“He must feel the strain of his father’s illness,” observed Dave sarcastically.
“He does!” retorted Mr. Hartshorn, with emphasis. “If old Reuben dies young Timothy must go to work for a living. The disgrace of toil will almost kill him. His two sisters are as bad as he is. They’ve never done a stroke of work, either. All three have lived on the poor old peddler’s earnings all their lives, though not one of the three would be willing to keep the old man’s house for him. There are a lot of sons and daughters like them to-day. Perhaps there always have been.”
Mr. Hartshorn waited until Dick and Dave had finished with the purchases and had loaded them on the wagon.
Then the farmer shook hands with each member of Dick & Co.
“I’m coming up to Gridley to see the football game this Thanksgiving,” he promised. “I hope I’ll see as good a game as I did last year. Anyway, I’ll see the work of a mighty fine lot of young fellows.”
Prescott expressed again the heartiest thanks of himself and friends for the timely aid given them during the trouble in camp.
“We’ve lost so much time this morning that we’ll have to hustle for the rest of the day,” Tom called down from the wagon seat, as he started the horse.
An hour later they were more than three miles past Fenton.
“Get out of the way, Tom!” called Dave. “Drive up into someone’s yard like lightning.
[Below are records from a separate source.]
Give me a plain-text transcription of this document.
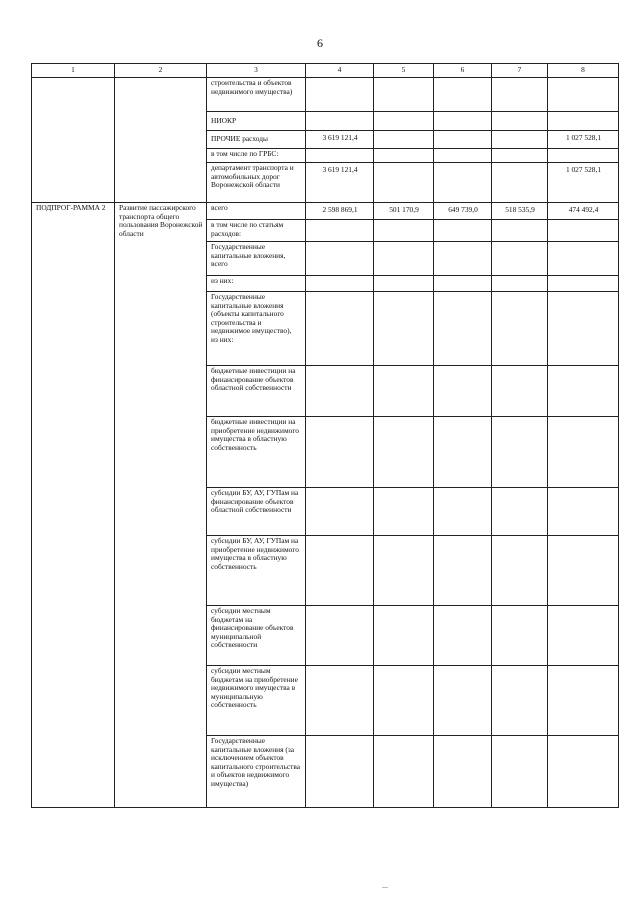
6
1	2	3	4	5	6	7	8
		строительства и объектов недвижимого имущества)					
		НИОКР					
		ПРОЧИЕ расходы	3 619 121,4				1 027 528,1
		в том числе по ГРБС:					
		департамент транспорта и автомобильных дорог Воронежской области	3 619 121,4				1 027 528,1
ПОДПРОГ-РАММА 2	Развитие пассажирского транспорта общего пользования Воронежской области	всего	2 598 869,1	501 170,9	649 739,0	518 535,9	474 492,4
		в том числе по статьям расходов:					
		Государственные капитальные вложения, всего					
		из них:					
		Государственные капитальные вложения (объекты капитального строительства и недвижимое имущество),
из них:					
		бюджетные инвестиции на финансирование объектов областной собственности					
		бюджетные инвестиции на приобретение недвижимого имущества в областную собственность					
		субсидии БУ, АУ, ГУПам на финансирование объектов областной собственности					
		субсидии БУ, АУ, ГУПам на приобретение недвижимого имущества в областную собственность					
		субсидии местным бюджетам на финансирование объектов муниципальной собственности					
		субсидии местным бюджетам на приобретение недвижимого имущества в муниципальную собственность					
		Государственные капитальные вложения (за исключением объектов капитального строительства и объектов недвижимого имущества)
Here comes a whizz wagon that wants the whole highway.”
Behind them, its metal trimmings flashing in the sun, and leaving a trail of dust in its wake, came an automobile traveling at least sixty miles an hour.
Yet, fast as the car was going when it passed them, the speed did not prevent one occupant from recognizing them and calling out derisively. Then, half a mile ahead, the car stopped, turned, and came slowly back toward the wondering Gridley boys.
CHAPTER XXIV
CONCLUSION
Five rather contemptuous pairs of youthful eyes surveyed Dick & Co. as their outfit plodded on its way.
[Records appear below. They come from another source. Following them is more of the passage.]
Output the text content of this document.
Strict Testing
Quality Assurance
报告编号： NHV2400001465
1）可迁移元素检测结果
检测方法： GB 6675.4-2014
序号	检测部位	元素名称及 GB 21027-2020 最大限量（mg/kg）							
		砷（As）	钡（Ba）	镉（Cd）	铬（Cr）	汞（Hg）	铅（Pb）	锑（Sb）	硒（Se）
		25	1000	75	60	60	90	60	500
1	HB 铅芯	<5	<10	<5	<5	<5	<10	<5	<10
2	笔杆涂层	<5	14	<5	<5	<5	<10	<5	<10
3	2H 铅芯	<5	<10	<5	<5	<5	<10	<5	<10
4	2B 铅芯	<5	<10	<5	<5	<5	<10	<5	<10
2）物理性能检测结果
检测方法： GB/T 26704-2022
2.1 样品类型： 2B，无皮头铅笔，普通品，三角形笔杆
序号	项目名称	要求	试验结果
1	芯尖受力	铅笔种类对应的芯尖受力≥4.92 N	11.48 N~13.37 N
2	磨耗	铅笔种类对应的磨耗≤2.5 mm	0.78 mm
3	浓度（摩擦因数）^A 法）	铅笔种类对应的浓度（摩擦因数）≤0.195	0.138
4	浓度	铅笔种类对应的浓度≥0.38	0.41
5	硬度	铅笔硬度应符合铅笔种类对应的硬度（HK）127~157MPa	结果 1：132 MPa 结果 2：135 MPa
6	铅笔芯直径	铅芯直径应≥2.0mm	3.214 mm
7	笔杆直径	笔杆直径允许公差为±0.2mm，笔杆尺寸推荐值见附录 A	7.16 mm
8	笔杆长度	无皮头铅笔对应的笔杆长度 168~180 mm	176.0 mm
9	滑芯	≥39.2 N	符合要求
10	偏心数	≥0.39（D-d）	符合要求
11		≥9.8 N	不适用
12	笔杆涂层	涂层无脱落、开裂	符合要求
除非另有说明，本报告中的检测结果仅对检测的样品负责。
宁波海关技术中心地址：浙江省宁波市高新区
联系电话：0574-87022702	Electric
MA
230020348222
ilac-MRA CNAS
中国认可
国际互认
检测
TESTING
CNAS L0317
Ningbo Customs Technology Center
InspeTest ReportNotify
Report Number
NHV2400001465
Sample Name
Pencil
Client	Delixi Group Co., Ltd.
“Aren’t they a mucker looking outfit?” demanded one voice from the car.
Then the automobile shot ahead again.
“Phin Drayne! Humph!” said Darry rather scornfully.
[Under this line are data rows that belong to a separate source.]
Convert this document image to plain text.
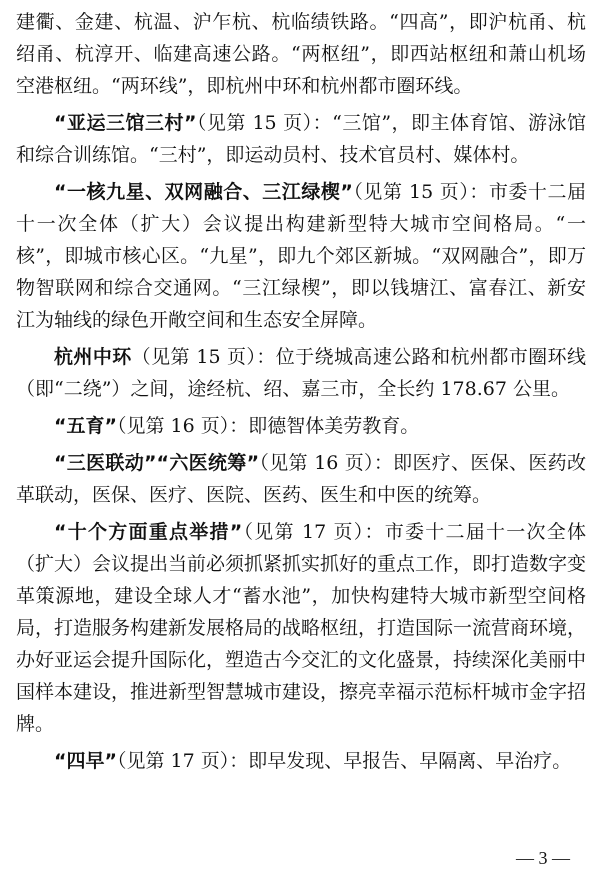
建衢、金建、杭温、沪乍杭、杭临绩铁路。“四高”，即沪杭甬、杭绍甬、杭淳开、临建高速公路。“两枢纽”，即西站枢纽和萧山机场空港枢纽。“两环线”，即杭州中环和杭州都市圈环线。

“亚运三馆三村”（见第 15 页）：“三馆”，即主体育馆、游泳馆和综合训练馆。“三村”，即运动员村、技术官员村、媒体村。

“一核九星、双网融合、三江绿楔”（见第 15 页）：市委十二届十一次全体（扩大）会议提出构建新型特大城市空间格局。“一核”，即城市核心区。“九星”，即九个郊区新城。“双网融合”，即万物智联网和综合交通网。“三江绿楔”，即以钱塘江、富春江、新安江为轴线的绿色开敞空间和生态安全屏障。

杭州中环（见第 15 页）：位于绕城高速公路和杭州都市圈环线（即“二绕”）之间，途经杭、绍、嘉三市，全长约 178.67 公里。

“五育”（见第 16 页）：即德智体美劳教育。

“三医联动”“六医统筹”（见第 16 页）：即医疗、医保、医药改革联动，医保、医疗、医院、医药、医生和中医的统筹。

“十个方面重点举措”（见第 17 页）：市委十二届十一次全体（扩大）会议提出当前必须抓紧抓实抓好的重点工作，即打造数字变革策源地，建设全球人才“蓄水池”，加快构建特大城市新型空间格局，打造服务构建新发展格局的战略枢纽，打造国际一流营商环境，办好亚运会提升国际化，塑造古今交汇的文化盛景，持续深化美丽中国样本建设，推进新型智慧城市建设，擦亮幸福示范标杆城市金字招牌。

“四早”（见第 17 页）：即早发现、早报告、早隔离、早治疗。

— 3 —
Phin Drayne is no stranger to the readers of the “High School Boys Series,” who will recall Phin as the “kicker” who, at the game on the Thanksgiving before, had sulked and refused to go on the field, hoping to induce the other members of the Gridley High School gridiron team to coax him to play. Thus Dick, though suffering at that time from injuries, and forbidden to play, had been forced out onto the field to help win the great game of the season. Of course a kicker like Drayne did not like Prescott. Dick worried but little on that account.
“There! they are coming back,” Greg announced. “They are grinning at us again.”